On the evening of Friday 22 January 1966, Logan telephoned Loganair Operations requesting an aircraft to fly him from Edinburgh to Inverness Airport but, when told no suitable aircraft was available, said he would return home by the evening train. He then apparently changed his mind and called an unapproved air taxi company, Strathallan Air Services Ltd. to fly him to Inverness in their Piper Aztec, registration G-ARYG. The pilot was Peter Tunstall. Towards the end of the flight, the pilot commenced an unapproved spiral descent through cloud, at night overhead the Inverness Non-directional Beacon that was sited on Craig Dunain, a hill of 922 feet, some five miles west of the airport. Without local knowledge and carrying no suitable charts, the pilot thought the beacon was sited on the airport. Still flying in cloud he crashed on the hillside. On impact, the cabin door burst open and Mr. Logan, still strapped to his seat and probably asleep as was his practice during evening flights, was ejected from the cabin and killed. The pilot sustained a broken arm and minor injuries and eventually walked down the hillside to Inverness to report his accident. Until then no-one, other than the pilot was aware of anything amiss. Without a flight plan being filed, the aircraft had not been reported overdue by Inverness Airport. The wreckage and Mr. Logan's body were discovered by the Emergency Services soon after daybreak.
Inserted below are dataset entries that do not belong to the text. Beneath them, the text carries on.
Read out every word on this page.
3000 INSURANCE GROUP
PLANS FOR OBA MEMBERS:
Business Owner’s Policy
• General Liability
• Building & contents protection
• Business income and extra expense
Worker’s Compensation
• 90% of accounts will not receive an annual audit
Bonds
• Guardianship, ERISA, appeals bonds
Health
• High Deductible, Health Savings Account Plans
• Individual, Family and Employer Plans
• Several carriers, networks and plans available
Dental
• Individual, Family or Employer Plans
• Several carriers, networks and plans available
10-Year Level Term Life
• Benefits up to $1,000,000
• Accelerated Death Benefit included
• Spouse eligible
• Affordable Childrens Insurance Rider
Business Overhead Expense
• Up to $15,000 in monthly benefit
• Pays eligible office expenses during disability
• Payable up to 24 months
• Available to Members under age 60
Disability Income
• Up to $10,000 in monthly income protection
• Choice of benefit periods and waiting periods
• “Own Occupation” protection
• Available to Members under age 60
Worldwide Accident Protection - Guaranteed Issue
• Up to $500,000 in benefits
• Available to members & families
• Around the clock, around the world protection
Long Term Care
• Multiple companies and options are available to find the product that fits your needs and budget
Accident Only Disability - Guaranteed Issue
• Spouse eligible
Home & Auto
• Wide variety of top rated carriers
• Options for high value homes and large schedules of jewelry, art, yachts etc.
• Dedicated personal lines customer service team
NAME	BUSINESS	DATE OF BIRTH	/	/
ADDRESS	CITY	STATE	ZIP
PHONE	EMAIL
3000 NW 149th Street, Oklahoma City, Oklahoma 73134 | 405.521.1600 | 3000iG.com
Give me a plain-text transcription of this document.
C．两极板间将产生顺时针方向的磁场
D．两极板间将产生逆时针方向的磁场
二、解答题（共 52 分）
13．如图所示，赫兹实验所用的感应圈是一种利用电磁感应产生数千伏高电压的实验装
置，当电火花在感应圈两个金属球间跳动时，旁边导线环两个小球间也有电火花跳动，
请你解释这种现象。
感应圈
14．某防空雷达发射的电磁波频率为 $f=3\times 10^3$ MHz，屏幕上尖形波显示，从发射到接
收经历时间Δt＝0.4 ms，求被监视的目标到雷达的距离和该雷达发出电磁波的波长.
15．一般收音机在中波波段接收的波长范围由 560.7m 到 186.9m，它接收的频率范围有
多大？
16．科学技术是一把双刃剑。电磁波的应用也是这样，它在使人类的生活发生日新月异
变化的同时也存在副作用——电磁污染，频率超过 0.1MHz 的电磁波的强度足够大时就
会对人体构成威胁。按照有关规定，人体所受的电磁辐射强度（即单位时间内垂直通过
At the subsequent inquiry, the pilot claimed no memory of his previous evening's activity and for reasons not made public, no charges were brought against him. Because Mr. Logan had chosen to ignore his own Company's insurance policy that his flying should be limited to scheduled airlines, Loganair or a public transport company approved by Loganair, Logan's insurers refused to make any compensation payments. Strathallan's insurance cover was a derisory £3,500 in accordance with the Warsaw Convention and paid to the Logan Company. The death of Mr. Logan went on to affect the lives of hundreds of people and culminated in the liquidation of the Logan Group in 1970. The share capital of Loganair had been transferred to the National Commercial Bank in 1968. Mrs. Logan remained at Parklea until her death in 1990 although she could not afford to maintain the showpiece garden which her husband had established. He is buried in Fodderty Cemetery, near Strathpeffer where his grave is marked with a stone in the shape of a section of the Tay Road Bridge.